What's your laugh?  Doesn't it feel great to have a good laugh!?

Wednesday, July 28, 2010

Wednesday: Be Still

Hi! If you are here from iFellowship I wanted to give you a great big HOWDY!! Nice to meet you.   If you are here from WFW...same to yoU! Thank yoU for stopping by! I am so glad to meet you all.  

Today I am thinking about wimpy-ness. I think someone could write a book about me called "Diary of a wimpy Mom".  Because you know what?  I am a total complete wuss.  That's always been relatively acceptable, until the kids got older.  Being a wuss Mom is not a good idea with teens.  (Just so you know).  I like to keep my kids happy and I tend to cater to them.  Don't get me wrong, they are GREAT kids and I thank God every.single.day that they don't push the envelope with me.
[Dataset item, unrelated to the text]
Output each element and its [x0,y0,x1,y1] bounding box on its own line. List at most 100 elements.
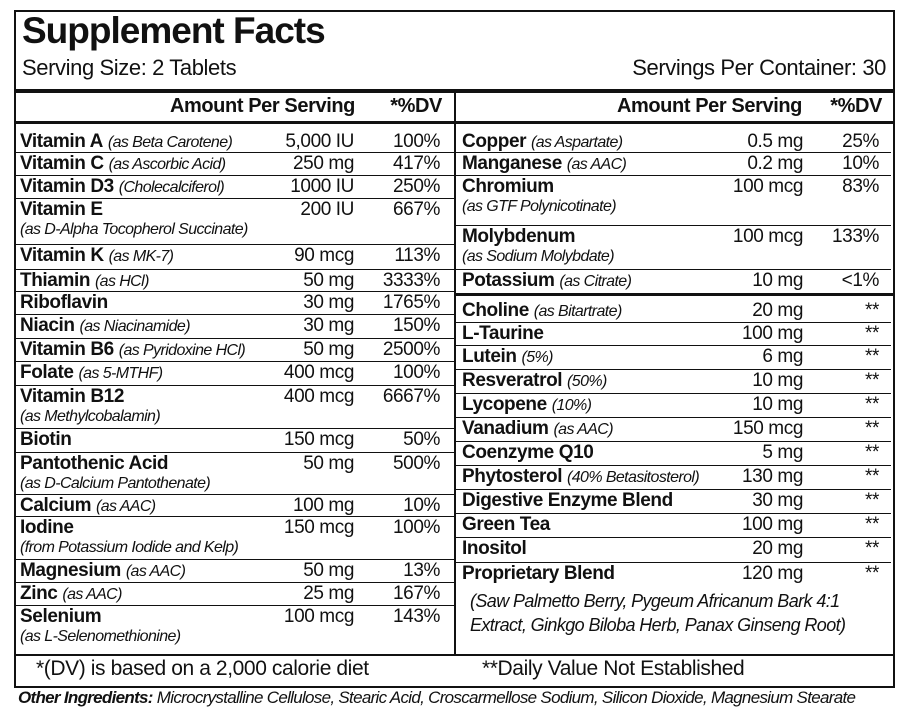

But there are a few areas that they do push things.  They won't eat a darn thing I cook.  I mean...I am a danged good cook.  But they are picky.  About the only vegetables they'll eat are pickles...oh and ketchup (Okay fine, they all eat fresh spinach).  If I make a nice meal, such as Kung Pao Chicken and Fried Rice...they'll eat PB&J.  Grilled cheese?  Only if it's good cheese.  Water?  Only if it's ice cold.  Salad? Not on your life.  You're getting the basic idea.

It's HARD to feed these kids and it's especially hard since we are on a tight tight budget.  I have literally BEGGED for more help in this department from Mike, I need him to help me take a stand, but he's in the sequel of the movie about me: Diary of a Wimpy Dad, so he's not a lot of help.
But today...the hammer falls.  (Is that the saying?)  Today is the end of it all.  They will eat what I make or they will go hungry.  I am tired of bending over backwards for them and frankly, my back hurts.  The load I carry to keep them happy is getting to be too much for me.

Where does all of this come from?  Well we are in debt.  Loads and loads of debt.  We are slowly chipping away at it, but it's VERY slow.  We have $100/week for groceries AND gas.  Yes, you read that right. $100/week.  Plus both cars are due for oil changes, it's been a month since I've driven my van (Oh how I pray for a full gas tank. But I can't afford to fill it and I miss my van (now I am tearing up, over a silly van)) and we over $7000 to the hospital for saving my life.  Mike insists I am worth it. Sometimes I wonder.

We looked into DMP's and DSP's and realized that we would be destroying ourselves and putting far too much stress on ourselves by joining those programs.  (In fact, we signed up for one and then called and cancelled after a night of panic attacks.)  But there's a light at the end of the tunnel.  It's a LONG tunnel, and a faint light...but it's there.  And we'll get there, as soon as we build up our backbones and quit getting pushed around.

So I am going to "Be still".  And Pray, a whole lot.  And cry, probably even more.  And I am going to stop thinking about  the "what ifs", you know "What if I had $200 I could fill my Old Mother hubbard cupboard?" , "What if I hadn't been stupid with credit?",  "What if...what if...what if..." And I am going to lock my knees, dig my feet in and brace myself for the onslaught.